As measurements of latitude, degrees often appear as if they cannot be converted into meters or kilometers. The slight flattening of the globe at the poles means that degrees are not constant throughout the world. The extent of the discrepancy, however, is so slight that scientists work from a standard degree, which can easily be converted into meters. Knowing this will help with navigation and will improve your ability to find locations based upon latitudinal readings.
Work out the total number of degrees you have, by including the minute and second readings. Latitudinal readings are given as follows: degrees, minutes, seconds. Sixty seconds equals one minute, and 60 minutes makes 1 degree.

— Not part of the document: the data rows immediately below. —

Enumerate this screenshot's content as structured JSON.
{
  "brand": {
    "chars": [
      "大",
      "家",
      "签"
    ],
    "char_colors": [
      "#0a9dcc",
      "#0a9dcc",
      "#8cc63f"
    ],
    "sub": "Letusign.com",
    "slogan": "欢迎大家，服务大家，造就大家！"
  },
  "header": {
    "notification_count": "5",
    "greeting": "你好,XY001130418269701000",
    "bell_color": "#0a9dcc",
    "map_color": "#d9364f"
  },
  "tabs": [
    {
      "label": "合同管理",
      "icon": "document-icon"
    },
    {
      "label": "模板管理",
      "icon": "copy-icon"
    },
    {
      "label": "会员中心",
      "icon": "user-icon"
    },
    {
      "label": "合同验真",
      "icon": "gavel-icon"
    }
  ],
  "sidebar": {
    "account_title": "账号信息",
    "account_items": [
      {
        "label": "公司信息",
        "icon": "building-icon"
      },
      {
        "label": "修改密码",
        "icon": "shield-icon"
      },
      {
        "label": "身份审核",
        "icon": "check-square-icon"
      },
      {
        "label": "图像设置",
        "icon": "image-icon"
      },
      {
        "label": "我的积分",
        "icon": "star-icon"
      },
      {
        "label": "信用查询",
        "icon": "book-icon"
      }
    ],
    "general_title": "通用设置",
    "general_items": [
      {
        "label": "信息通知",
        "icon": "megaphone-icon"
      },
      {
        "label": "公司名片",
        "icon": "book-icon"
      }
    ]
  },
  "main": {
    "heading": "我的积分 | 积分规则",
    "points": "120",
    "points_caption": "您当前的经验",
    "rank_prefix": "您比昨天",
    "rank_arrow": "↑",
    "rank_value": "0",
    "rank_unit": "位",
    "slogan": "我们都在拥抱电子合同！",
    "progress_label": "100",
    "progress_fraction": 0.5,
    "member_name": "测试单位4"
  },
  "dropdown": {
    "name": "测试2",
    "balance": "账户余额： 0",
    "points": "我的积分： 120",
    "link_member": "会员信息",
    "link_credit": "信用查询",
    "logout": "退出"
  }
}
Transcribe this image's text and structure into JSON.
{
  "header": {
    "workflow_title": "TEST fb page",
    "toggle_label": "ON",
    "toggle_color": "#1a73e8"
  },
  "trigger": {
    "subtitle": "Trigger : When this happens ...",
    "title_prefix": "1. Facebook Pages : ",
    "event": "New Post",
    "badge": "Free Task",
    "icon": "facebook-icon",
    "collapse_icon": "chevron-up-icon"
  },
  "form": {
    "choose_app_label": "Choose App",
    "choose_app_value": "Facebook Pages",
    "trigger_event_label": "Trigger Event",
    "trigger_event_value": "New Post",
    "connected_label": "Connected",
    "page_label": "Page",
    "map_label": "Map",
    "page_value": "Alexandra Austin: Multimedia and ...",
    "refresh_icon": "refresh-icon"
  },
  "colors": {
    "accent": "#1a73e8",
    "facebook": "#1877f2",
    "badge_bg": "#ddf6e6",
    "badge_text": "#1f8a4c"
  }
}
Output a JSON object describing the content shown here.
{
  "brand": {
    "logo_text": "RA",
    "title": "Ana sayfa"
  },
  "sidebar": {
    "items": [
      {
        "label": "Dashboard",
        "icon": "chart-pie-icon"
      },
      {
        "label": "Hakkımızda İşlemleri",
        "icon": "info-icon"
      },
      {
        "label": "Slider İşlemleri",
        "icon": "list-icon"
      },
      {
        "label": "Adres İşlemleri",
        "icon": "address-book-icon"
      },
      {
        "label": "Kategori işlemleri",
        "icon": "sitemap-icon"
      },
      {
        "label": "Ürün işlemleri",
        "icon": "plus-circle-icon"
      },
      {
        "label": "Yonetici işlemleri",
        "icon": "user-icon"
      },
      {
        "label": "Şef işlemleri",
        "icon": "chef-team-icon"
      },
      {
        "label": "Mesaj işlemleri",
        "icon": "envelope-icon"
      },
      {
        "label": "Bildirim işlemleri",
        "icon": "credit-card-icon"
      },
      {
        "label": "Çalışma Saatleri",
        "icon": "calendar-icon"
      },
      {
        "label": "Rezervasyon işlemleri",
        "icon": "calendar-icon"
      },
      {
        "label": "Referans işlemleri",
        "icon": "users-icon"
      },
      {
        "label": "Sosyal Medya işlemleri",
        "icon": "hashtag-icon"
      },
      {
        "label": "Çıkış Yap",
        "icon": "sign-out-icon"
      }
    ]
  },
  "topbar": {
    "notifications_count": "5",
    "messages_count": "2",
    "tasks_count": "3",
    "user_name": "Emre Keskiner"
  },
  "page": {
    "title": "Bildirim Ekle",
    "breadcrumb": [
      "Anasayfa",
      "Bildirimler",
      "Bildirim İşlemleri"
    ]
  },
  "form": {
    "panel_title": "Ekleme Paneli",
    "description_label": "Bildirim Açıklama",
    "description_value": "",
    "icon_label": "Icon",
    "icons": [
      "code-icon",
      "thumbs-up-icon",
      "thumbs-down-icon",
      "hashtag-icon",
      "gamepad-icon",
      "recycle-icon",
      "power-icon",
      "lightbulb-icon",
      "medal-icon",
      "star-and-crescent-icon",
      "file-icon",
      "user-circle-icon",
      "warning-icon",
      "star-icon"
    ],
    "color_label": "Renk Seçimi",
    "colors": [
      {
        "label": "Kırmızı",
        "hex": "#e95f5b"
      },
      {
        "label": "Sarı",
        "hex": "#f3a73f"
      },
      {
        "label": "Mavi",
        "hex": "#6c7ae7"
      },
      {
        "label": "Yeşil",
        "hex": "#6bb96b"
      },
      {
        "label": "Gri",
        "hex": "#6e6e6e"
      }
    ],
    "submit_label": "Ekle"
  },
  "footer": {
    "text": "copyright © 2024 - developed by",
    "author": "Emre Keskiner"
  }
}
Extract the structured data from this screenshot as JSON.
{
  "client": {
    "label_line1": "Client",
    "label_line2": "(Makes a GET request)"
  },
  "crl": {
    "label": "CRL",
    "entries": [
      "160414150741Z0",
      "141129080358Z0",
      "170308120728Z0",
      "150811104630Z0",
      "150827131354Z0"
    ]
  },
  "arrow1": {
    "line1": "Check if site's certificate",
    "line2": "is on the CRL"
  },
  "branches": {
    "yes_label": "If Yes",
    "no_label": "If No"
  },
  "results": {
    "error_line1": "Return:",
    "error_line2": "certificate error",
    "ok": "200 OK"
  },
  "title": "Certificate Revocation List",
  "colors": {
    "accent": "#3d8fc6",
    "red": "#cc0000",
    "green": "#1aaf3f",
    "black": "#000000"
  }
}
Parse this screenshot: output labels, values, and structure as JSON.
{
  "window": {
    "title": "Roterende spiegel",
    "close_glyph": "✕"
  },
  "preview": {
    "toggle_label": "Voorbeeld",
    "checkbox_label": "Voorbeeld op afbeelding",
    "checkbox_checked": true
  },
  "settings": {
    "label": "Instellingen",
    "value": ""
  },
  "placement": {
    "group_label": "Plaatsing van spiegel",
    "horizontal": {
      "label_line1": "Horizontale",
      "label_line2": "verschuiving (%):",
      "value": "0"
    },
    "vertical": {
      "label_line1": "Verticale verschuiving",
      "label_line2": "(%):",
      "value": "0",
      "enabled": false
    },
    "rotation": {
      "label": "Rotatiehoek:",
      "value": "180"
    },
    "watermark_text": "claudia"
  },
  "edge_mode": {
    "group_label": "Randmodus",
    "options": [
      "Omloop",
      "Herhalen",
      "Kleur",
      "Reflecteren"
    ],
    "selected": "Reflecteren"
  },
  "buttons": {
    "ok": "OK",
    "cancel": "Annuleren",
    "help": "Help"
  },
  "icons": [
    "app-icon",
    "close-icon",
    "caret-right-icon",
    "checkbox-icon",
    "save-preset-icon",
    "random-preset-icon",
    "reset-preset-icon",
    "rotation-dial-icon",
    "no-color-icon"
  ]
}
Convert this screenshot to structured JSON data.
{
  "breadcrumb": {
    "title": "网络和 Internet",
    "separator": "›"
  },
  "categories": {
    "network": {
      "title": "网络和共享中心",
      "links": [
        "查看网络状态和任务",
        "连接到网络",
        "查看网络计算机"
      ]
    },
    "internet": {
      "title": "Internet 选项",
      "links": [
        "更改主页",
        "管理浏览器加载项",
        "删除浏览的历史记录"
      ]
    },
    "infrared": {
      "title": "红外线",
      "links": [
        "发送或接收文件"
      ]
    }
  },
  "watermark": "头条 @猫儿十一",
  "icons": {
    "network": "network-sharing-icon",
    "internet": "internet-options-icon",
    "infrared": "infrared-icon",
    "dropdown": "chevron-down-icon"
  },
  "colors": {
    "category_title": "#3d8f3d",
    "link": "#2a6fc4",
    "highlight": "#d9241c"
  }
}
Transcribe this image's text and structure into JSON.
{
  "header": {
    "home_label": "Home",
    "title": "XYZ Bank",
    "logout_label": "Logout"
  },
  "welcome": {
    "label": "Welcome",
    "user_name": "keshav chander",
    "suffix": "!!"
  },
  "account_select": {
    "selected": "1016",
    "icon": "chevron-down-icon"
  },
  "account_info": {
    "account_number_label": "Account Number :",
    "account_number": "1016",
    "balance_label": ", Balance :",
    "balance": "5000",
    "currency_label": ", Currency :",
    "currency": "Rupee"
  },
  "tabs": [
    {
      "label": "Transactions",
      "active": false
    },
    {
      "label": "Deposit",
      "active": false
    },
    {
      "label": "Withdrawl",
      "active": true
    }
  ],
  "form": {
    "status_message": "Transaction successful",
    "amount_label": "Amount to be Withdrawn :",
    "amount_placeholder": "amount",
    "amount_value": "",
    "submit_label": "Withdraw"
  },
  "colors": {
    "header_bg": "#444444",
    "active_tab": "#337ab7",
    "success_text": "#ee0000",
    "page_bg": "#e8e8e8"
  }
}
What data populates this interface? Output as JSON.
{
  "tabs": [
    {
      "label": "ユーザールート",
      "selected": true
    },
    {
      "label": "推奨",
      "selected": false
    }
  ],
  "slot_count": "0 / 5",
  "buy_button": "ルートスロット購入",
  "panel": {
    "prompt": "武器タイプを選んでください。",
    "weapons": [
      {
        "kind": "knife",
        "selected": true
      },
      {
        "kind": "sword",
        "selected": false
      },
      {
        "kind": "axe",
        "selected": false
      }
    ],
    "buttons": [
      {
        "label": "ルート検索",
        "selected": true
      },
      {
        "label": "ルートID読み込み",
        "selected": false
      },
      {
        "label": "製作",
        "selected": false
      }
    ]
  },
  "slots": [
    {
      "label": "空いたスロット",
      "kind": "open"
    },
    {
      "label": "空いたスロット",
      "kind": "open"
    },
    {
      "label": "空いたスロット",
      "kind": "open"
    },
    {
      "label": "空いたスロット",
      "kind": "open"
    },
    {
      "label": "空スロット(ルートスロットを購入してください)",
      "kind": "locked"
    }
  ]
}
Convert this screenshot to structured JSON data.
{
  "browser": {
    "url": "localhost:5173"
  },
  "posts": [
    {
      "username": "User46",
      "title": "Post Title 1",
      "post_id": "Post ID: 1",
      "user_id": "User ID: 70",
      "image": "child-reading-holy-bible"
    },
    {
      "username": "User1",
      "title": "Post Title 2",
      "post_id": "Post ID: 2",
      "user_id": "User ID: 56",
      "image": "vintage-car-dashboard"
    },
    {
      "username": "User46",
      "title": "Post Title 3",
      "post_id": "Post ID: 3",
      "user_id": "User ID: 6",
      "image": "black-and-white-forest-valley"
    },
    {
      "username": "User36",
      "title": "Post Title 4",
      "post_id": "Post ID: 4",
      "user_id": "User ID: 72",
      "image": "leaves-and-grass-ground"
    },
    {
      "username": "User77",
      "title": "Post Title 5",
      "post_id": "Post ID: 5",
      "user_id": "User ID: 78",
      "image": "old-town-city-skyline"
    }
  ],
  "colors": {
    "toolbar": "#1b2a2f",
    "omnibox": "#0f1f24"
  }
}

Find out how many seconds you have by multiplying the minutes by 60. If you have 20 minutes, you have 1,200 seconds.
Add the number of seconds that make up the minute column to the number in the seconds column to find out the total number of seconds. If you have 20 minutes and 22 seconds, you have 1,200 seconds and 22 seconds. This together makes 1,222 seconds. Divide this by 3,600 to find the number of degrees. You have 0.339 degrees. Add this to the degrees to find the total number of degrees you have.
Multiply the number of degrees by 111.325. This is the standard distance, in kilometers, of a degree. For example, if you have 2 degrees, this is 222.650 kilometers. To convert this to meters, multiply by 1,000. So, 2 degrees is 222,65 meters.